Question

what the test method for enrichGO in clusterProfiler?

1

Entering edit mode

xiaofeiwang18266 ▴ 50

@xiaofeiwang18266-13498

Last seen 8 months ago

Singapore

What the test method for enrichGO in clusterProfiler? Is there any parameter to set for this purpose?

I asked this, because I got 0 enriched terms found. But, I got some enriched (look meaningful) by other method. For example, I got some enriched terms by Fisher's exact in TAIR GO enrichment. I'd like to compare the results by different method initially, but got 0 by clusterProfiler.

clusterProfiler • 6.7k views

ADD COMMENT • link 2.3 years ago xiaofeiwang18266 ▴ 50

0

Entering edit mode

Did you have a look at the vignette (help page) of this function? In R type: ?enrichGO.

Did you set (or change or 'play') with the value of the cut-off for significance? So that it is the same as when you did the TAIR GO enrichment analysis? See e.g. Cluster profiler - KEGG analysis

enrichGO performs a so-called over-representation test, which corresponds to a one-sided version of Fisher’s exact test. See also here: https://yulab-smu.top/biomedical-knowledge-mining-book/enrichment-overview.html

ADD REPLY • link 2.3 years ago Guido Hooiveld ★ 3.9k

0

Entering edit mode

@Guido Hooiveld Thanks a lot for quick reply!

By looking at the vignette, I didn't see there is a parameter for setting the test method. So, I assumed it only used one method so-called over-representation test as you referred me.

I am not playing with the values for cut-off. My concerns was the comparison with TAIR GO enrichment at same thresholds to detect the enrichments. For TAIR GO, I used Fisher's exact test with FDR for multiple test correction, which found some GO terms of interest with very high fold change and significant adjusted p-values. But, I did't find any enriched GO at the same cut-off, even I set the thresholds much more liberal using enrichGO. So, my initial thought was if I can change the statistical test method to see if I can get some signals, or if I made some mistake using enrichGO.

One more question is about the options for "pAdjustMethod", I see it is one of "holm", "hochberg", "hommel", "bonferroni", "BH", "BY", "fdr", "none". What is the difference in "hochberg", "BH", and "fdr"? Is BH Benjamini-Hochberg? I thought BH is same as FDR.

ADD REPLY • link 2.3 years ago xiaofeiwang18266 ▴ 50

3

Entering edit mode

Several comments:

** clusterProfiler implements 2 types of enrichment tests; A) the before mentioned over-representation tests as well as B) the gene set enrichment analysis (GSEA).
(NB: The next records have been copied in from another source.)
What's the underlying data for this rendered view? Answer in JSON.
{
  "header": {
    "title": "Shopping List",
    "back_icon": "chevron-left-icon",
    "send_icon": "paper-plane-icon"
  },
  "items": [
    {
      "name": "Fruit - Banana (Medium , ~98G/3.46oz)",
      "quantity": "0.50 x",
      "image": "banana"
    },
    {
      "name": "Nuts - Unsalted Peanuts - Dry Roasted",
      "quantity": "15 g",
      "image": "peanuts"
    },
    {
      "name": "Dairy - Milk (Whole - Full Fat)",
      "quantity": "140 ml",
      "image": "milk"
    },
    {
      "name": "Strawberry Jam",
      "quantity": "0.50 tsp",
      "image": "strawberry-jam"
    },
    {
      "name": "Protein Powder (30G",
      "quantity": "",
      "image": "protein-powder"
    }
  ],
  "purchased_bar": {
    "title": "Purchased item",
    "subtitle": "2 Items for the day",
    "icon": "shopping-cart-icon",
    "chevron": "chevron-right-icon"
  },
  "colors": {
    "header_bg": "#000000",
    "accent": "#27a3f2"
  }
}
Again,see here.

For the ORA test (A) a subset of genes is used as input, and then a one-sided version of Fisher’s exact test will be performed to find enriched GO categories (or KEGG pathways, or...). Functions in clusterProfiler that do this type of analysis include enrichGO, enrichKEGG, enrichDO, enrichWP, enrichPathway, and the universal one enrichr. The last part of the name of the functions indicates which gene set database is used for over-representation analysis (GO=Gene ontology, DOSE=Disease Ontology, WP=WikiPathways etc). Be sure to see the help pages for each function for all details.

For GSEA (B) a ranked list, based on all genes in your dataset, is being used as input. The GSEA algorithm, originally developed by the Broad Institute, and implemented in the R package fgsea, is used to check for gene sets that are enriched on top, or rather on the bottom of the ranked lists. See here for another informative link on GSEA methodology. Functions that do this type of analysis include gseGO, gseKEGG, gseWP, and the universal one GSEA.
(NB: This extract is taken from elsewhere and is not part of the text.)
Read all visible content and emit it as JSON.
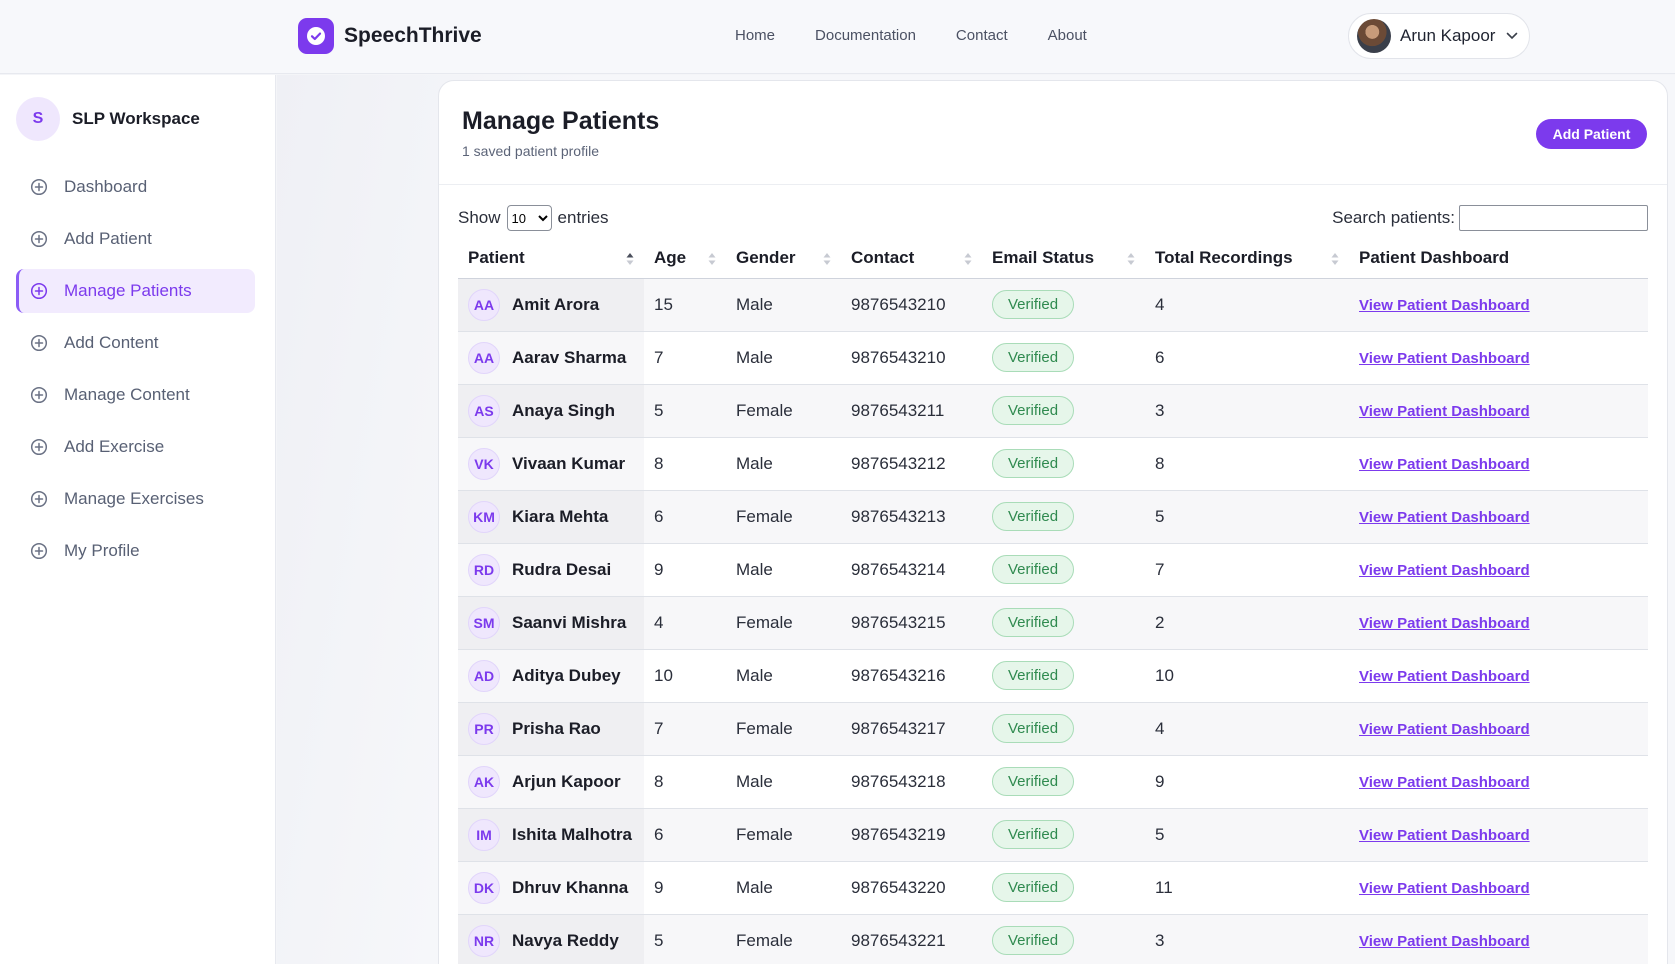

** When working with TAIR IDS, be sure to explicitly specify OrgDb = org.At.tair.db. See e.g. here: "No genes can be mapped...." using enrichGO in clusterProfiler.

** Regarding the differences the number of significant GO categories between your approaches, this thread may also be of interest: Gene-GO-term relationship discrepancy between org.Hs.eg.db and geneontology.org

** FDR = false discovery rate. There are multiple ways of calculating an FDR. BH is indeed Benjamini-Hochberg; none means no FDR correction will be performed, etc. Some more background info on the naming of the methods can be found here: p.adjust function fdr and BH. I am not an expert on the various FDR methods, so I cannot recommend on that.... This paper seems to give a nice overview on all methods. FWIW: I always use the Benjamini-Hochberg method.